From my testing, I have found that these lines (found here)
for k, v in sorted(params.items()):
s += k + v
ignore the duplicate keys and only adds the first key in the dictionary. E.g. we have the above, it will only add Field_number_Value6
to s
.
Yet again this is also not the issue as I've tried to add a key for each value and it still produces invalid signature, but it is where the logic is differing from Twilio's servers.
Technical details:
- twilio-python version: 7.11.0
- python version: 3.6.8
This issue has been added to our internal backlog to be prioritized. Pull requests and +1s on the issue summary will help it move up the backlog (ref: DI-1002).
Hi there,
I have been able to figure out how the parameters should be formatted to produce a valid signature.
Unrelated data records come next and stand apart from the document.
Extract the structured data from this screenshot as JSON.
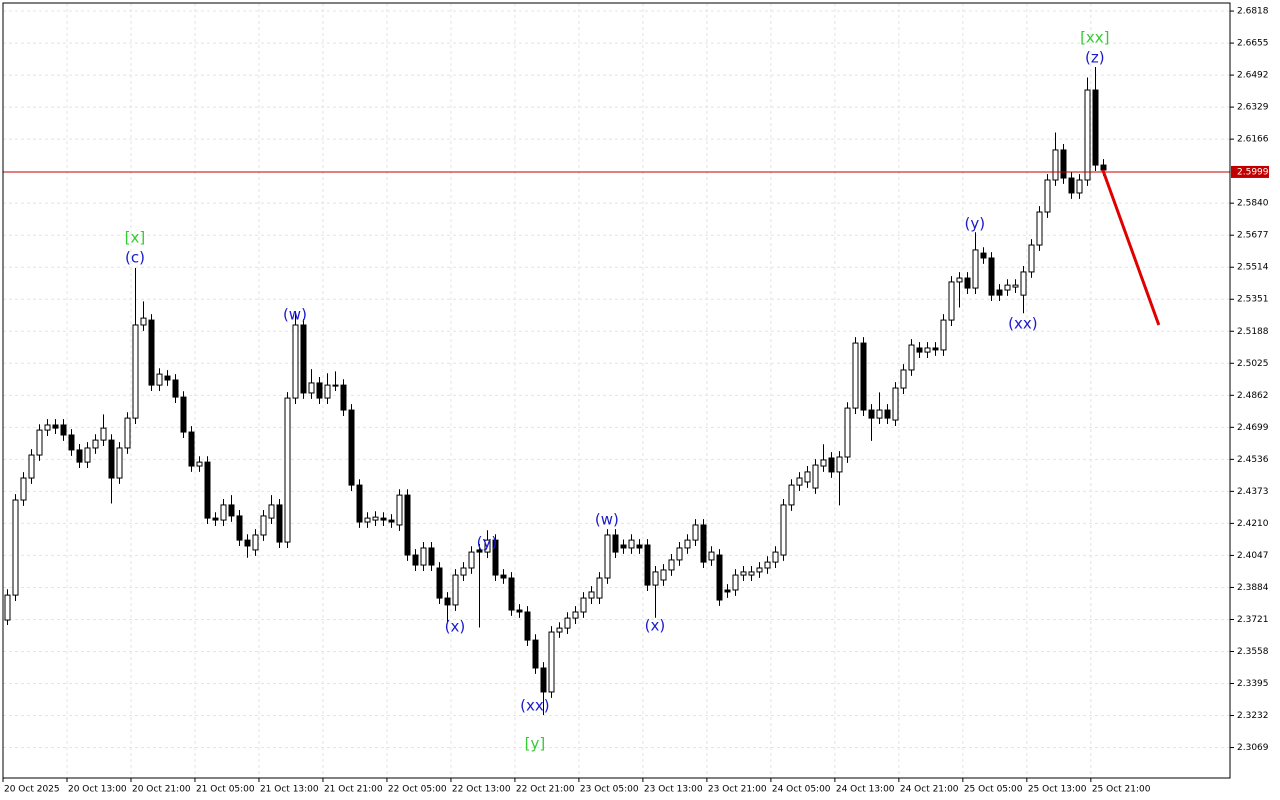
{
  "chart_data": {
    "type": "candlestick",
    "xlim": [
      -0.5,
      152.9
    ],
    "ylim": [
      2.2914,
      2.6859
    ],
    "grid": true,
    "bull_color": "#ffffff",
    "bear_color": "#000000",
    "xticks": [
      {
        "value": 0,
        "label": "20 Oct 2025"
      },
      {
        "value": 8,
        "label": "20 Oct 13:00"
      },
      {
        "value": 16,
        "label": "20 Oct 21:00"
      },
      {
        "value": 24,
        "label": "21 Oct 05:00"
      },
      {
        "value": 32,
        "label": "21 Oct 13:00"
      },
      {
        "value": 40,
        "label": "21 Oct 21:00"
      },
      {
        "value": 48,
        "label": "22 Oct 05:00"
      },
      {
        "value": 56,
        "label": "22 Oct 13:00"
      },
      {
        "value": 64,
        "label": "22 Oct 21:00"
      },
      {
        "value": 72,
        "label": "23 Oct 05:00"
      },
      {
        "value": 80,
        "label": "23 Oct 13:00"
      },
      {
        "value": 88,
        "label": "23 Oct 21:00"
      },
      {
        "value": 96,
        "label": "24 Oct 05:00"
      },
      {
        "value": 104,
        "label": "24 Oct 13:00"
      },
      {
        "value": 112,
        "label": "24 Oct 21:00"
      },
      {
        "value": 120,
        "label": "25 Oct 05:00"
      },
      {
        "value": 128,
        "label": "25 Oct 13:00"
      },
      {
        "value": 136,
        "label": "25 Oct 21:00"
      }
    ],
    "yticks": [
      2.6818,
      2.6655,
      2.6492,
      2.6329,
      2.6166,
      {
        "value": 2.584,
        "label": "2.5840"
      },
      2.5677,
      2.5514,
      2.5351,
      2.5188,
      2.5025,
      2.4862,
      2.4699,
      2.4536,
      2.4373,
      {
        "value": 2.421,
        "label": "2.4210"
      },
      2.4047,
      2.3884,
      2.3721,
      2.3558,
      2.3395,
      2.3232,
      2.3069
    ],
    "open": [
      2.3718,
      2.3845,
      2.4329,
      2.4441,
      2.4558,
      2.4685,
      2.4711,
      2.4711,
      2.466,
      2.4584,
      2.4522,
      2.4594,
      2.4634,
      2.4634,
      2.4441,
      2.4594,
      2.4746,
      2.522,
      2.5245,
      2.4914,
      2.496,
      2.494,
      2.4853,
      2.4675,
      2.4502,
      2.4522,
      2.4237,
      2.4227,
      2.4304,
      2.4248,
      2.4125,
      2.4075,
      2.4151,
      2.4237,
      2.4304,
      2.4115,
      2.4848,
      2.522,
      2.4874,
      2.4925,
      2.4848,
      2.4914,
      2.4914,
      2.4787,
      2.4405,
      2.4217,
      2.4227,
      2.4237,
      2.4227,
      2.4202,
      2.4354,
      2.4049,
      2.3998,
      2.4085,
      2.3983,
      2.383,
      2.3795,
      2.3947,
      2.3983,
      2.4075,
      2.4064,
      2.4125,
      2.3947,
      2.3932,
      2.3769,
      2.3759,
      2.3616,
      2.3474,
      2.3352,
      2.3657,
      2.3677,
      2.3728,
      2.3759,
      2.383,
      2.383,
      2.3932,
      2.4151,
      2.41,
      2.4085,
      2.41,
      2.41,
      2.3896,
      2.3922,
      2.3973,
      2.4024,
      2.4085,
      2.4125,
      2.4202,
      2.4024,
      2.4049,
      2.3871,
      2.3871,
      2.3947,
      2.3947,
      2.3963,
      2.3983,
      2.4013,
      2.4049,
      2.4304,
      2.4405,
      2.4421,
      2.439,
      2.4502,
      2.4543,
      2.4472,
      2.4548,
      2.4797,
      2.5128,
      2.4787,
      2.4746,
      2.4787,
      2.4736,
      2.4899,
      2.4991,
      2.5103,
      2.5082,
      2.5103,
      2.5093,
      2.5245,
      2.5439,
      2.5459,
      2.5408,
      2.5586,
      2.5561,
      2.5398,
      2.5398,
      2.5413,
      2.5372,
      2.549,
      2.5627,
      2.5795,
      2.5958,
      2.6111,
      2.5968,
      2.5892,
      2.5958,
      2.6416,
      2.6034
    ],
    "high": [
      2.3875,
      2.4359,
      2.4471,
      2.4588,
      2.4715,
      2.4741,
      2.4741,
      2.4741,
      2.469,
      2.4614,
      2.4624,
      2.4664,
      2.4765,
      2.4664,
      2.4624,
      2.4776,
      2.551,
      2.534,
      2.5275,
      2.5,
      2.499,
      2.497,
      2.4883,
      2.4705,
      2.4552,
      2.4552,
      2.4267,
      2.4334,
      2.4354,
      2.4278,
      2.4155,
      2.4181,
      2.4278,
      2.4354,
      2.4334,
      2.4878,
      2.529,
      2.525,
      2.4995,
      2.4955,
      2.4974,
      2.4984,
      2.4944,
      2.4817,
      2.4435,
      2.4267,
      2.4272,
      2.4267,
      2.4257,
      2.4384,
      2.4384,
      2.4079,
      2.4115,
      2.4115,
      2.4013,
      2.386,
      2.3977,
      2.4013,
      2.4094,
      2.4105,
      2.4175,
      2.4155,
      2.3977,
      2.3962,
      2.3799,
      2.3789,
      2.3646,
      2.3504,
      2.3687,
      2.3707,
      2.3758,
      2.3789,
      2.386,
      2.3891,
      2.3962,
      2.4181,
      2.4181,
      2.4128,
      2.4155,
      2.413,
      2.413,
      2.3993,
      2.4003,
      2.4054,
      2.4115,
      2.4155,
      2.4232,
      2.4232,
      2.4094,
      2.4079,
      2.3901,
      2.3977,
      2.3993,
      2.3993,
      2.4013,
      2.4043,
      2.4094,
      2.4334,
      2.4435,
      2.4471,
      2.4502,
      2.4537,
      2.4613,
      2.4573,
      2.4578,
      2.4827,
      2.5158,
      2.5158,
      2.4817,
      2.4877,
      2.4817,
      2.4929,
      2.5021,
      2.5148,
      2.5133,
      2.5133,
      2.5133,
      2.5275,
      2.5469,
      2.5489,
      2.5489,
      2.5692,
      2.5616,
      2.5591,
      2.5428,
      2.5453,
      2.5453,
      2.552,
      2.5657,
      2.5825,
      2.5988,
      2.62,
      2.6141,
      2.5998,
      2.5988,
      2.648,
      2.6533,
      2.6064
    ],
    "low": [
      2.3693,
      2.3815,
      2.4299,
      2.4411,
      2.4528,
      2.4655,
      2.4665,
      2.463,
      2.4554,
      2.4492,
      2.4492,
      2.4564,
      2.4604,
      2.4311,
      2.4411,
      2.4564,
      2.4716,
      2.519,
      2.4884,
      2.4884,
      2.491,
      2.4823,
      2.4645,
      2.4472,
      2.4472,
      2.4207,
      2.4197,
      2.4197,
      2.4218,
      2.4095,
      2.4035,
      2.4045,
      2.4121,
      2.4207,
      2.4085,
      2.4085,
      2.4818,
      2.4844,
      2.4844,
      2.4818,
      2.4818,
      2.4884,
      2.4757,
      2.4375,
      2.4187,
      2.4187,
      2.4197,
      2.4197,
      2.4187,
      2.4172,
      2.4019,
      2.3968,
      2.3968,
      2.3968,
      2.38,
      2.3705,
      2.3765,
      2.3917,
      2.3953,
      2.368,
      2.4034,
      2.3917,
      2.3902,
      2.3739,
      2.3729,
      2.3586,
      2.3444,
      2.3235,
      2.3322,
      2.3627,
      2.3647,
      2.3698,
      2.3729,
      2.38,
      2.38,
      2.3902,
      2.4034,
      2.4055,
      2.4055,
      2.4055,
      2.3866,
      2.373,
      2.3892,
      2.3943,
      2.3994,
      2.4055,
      2.4095,
      2.3983,
      2.3994,
      2.379,
      2.3831,
      2.3841,
      2.3917,
      2.3917,
      2.3933,
      2.3953,
      2.3983,
      2.4019,
      2.4274,
      2.4375,
      2.4391,
      2.436,
      2.4472,
      2.4442,
      2.4302,
      2.4518,
      2.4767,
      2.4757,
      2.463,
      2.4716,
      2.4716,
      2.4706,
      2.4869,
      2.4961,
      2.5052,
      2.5052,
      2.5063,
      2.5063,
      2.5215,
      2.5309,
      2.5378,
      2.5378,
      2.5531,
      2.5342,
      2.5342,
      2.5368,
      2.5383,
      2.528,
      2.546,
      2.5597,
      2.5765,
      2.5928,
      2.5938,
      2.5862,
      2.5862,
      2.5928,
      2.6004,
      2.5979
    ],
    "close": [
      2.3845,
      2.4329,
      2.4441,
      2.4558,
      2.4685,
      2.4711,
      2.4695,
      2.466,
      2.4584,
      2.4522,
      2.4594,
      2.4634,
      2.4695,
      2.4441,
      2.4594,
      2.4746,
      2.522,
      2.5255,
      2.4914,
      2.497,
      2.494,
      2.4853,
      2.4675,
      2.4502,
      2.4522,
      2.4237,
      2.4227,
      2.4304,
      2.4248,
      2.4125,
      2.4095,
      2.4151,
      2.4248,
      2.4304,
      2.4115,
      2.4848,
      2.522,
      2.4874,
      2.4925,
      2.4848,
      2.4914,
      2.4914,
      2.4787,
      2.4405,
      2.4217,
      2.4237,
      2.4242,
      2.4227,
      2.4217,
      2.4354,
      2.4049,
      2.3998,
      2.4085,
      2.3998,
      2.383,
      2.3795,
      2.3947,
      2.3983,
      2.4064,
      2.4064,
      2.4125,
      2.3947,
      2.3932,
      2.3769,
      2.3759,
      2.3616,
      2.3474,
      2.3352,
      2.3657,
      2.3677,
      2.3728,
      2.3759,
      2.383,
      2.3861,
      2.3932,
      2.4151,
      2.4064,
      2.4085,
      2.4125,
      2.4085,
      2.3896,
      2.3963,
      2.3973,
      2.4024,
      2.4085,
      2.4125,
      2.4202,
      2.4013,
      2.4064,
      2.382,
      2.3861,
      2.3947,
      2.3963,
      2.3963,
      2.3983,
      2.4013,
      2.4064,
      2.4304,
      2.4405,
      2.4441,
      2.4472,
      2.4507,
      2.4533,
      2.4472,
      2.4548,
      2.4797,
      2.5128,
      2.4787,
      2.4746,
      2.4787,
      2.4746,
      2.4899,
      2.4991,
      2.5118,
      2.5082,
      2.5103,
      2.5093,
      2.5245,
      2.5439,
      2.5459,
      2.5408,
      2.5602,
      2.5561,
      2.5372,
      2.5372,
      2.5423,
      2.5423,
      2.549,
      2.5627,
      2.5795,
      2.5958,
      2.6111,
      2.5968,
      2.5892,
      2.5958,
      2.6416,
      2.6034,
      2.6009
    ],
    "current_price": 2.5999,
    "current_price_color": "#c00000",
    "forecast": {
      "x": [
        137,
        144
      ],
      "values": [
        2.6009,
        2.522
      ],
      "color": "#e00000"
    },
    "annotations": [
      {
        "text": "[x]",
        "index": 16,
        "value": 2.5663,
        "color": "#33cc33"
      },
      {
        "text": "(c)",
        "index": 16,
        "value": 2.5561,
        "color": "#1a1acc"
      },
      {
        "text": "(w)",
        "index": 36,
        "value": 2.5271,
        "color": "#1a1acc"
      },
      {
        "text": "(x)",
        "index": 56,
        "value": 2.3683,
        "color": "#1a1acc"
      },
      {
        "text": "(y)",
        "index": 60,
        "value": 2.411,
        "color": "#1a1acc"
      },
      {
        "text": "(xx)",
        "index": 66,
        "value": 2.3281,
        "color": "#1a1acc"
      },
      {
        "text": "[y]",
        "index": 66,
        "value": 2.3087,
        "color": "#33cc33"
      },
      {
        "text": "(w)",
        "index": 75,
        "value": 2.4227,
        "color": "#1a1acc"
      },
      {
        "text": "(x)",
        "index": 81,
        "value": 2.3688,
        "color": "#1a1acc"
      },
      {
        "text": "(y)",
        "index": 121,
        "value": 2.5734,
        "color": "#1a1acc"
      },
      {
        "text": "(xx)",
        "index": 127,
        "value": 2.5225,
        "color": "#1a1acc"
      },
      {
        "text": "[xx]",
        "index": 136,
        "value": 2.6681,
        "color": "#33cc33"
      },
      {
        "text": "(z)",
        "index": 136,
        "value": 2.6579,
        "color": "#1a1acc"
      }
    ]
  }
}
So given ('Field_number_Value', '6'), ('Field_number_Value', '4'), ('Field_number_Value', '1')
we must turn it into
Field_number_Value3Field_number_Value4Field_number_Value6
, where the values are sorted lexically, so if you have the values 43, 24 and 9 should be turned into Field_number_Value24Field_number_Value43Field_number_Value9
Hi, we have since found another edge case this doesn't work with the fix. When some parameters are the same e.g. 9 hi 9 hi 9
or 8 hi 9 hi 9
, it seems we get a signature which is created from a list of parameters which are uniq, so we don't have duplicate 9
's. However please test this a bit more as I haven't been able to fully test the theory.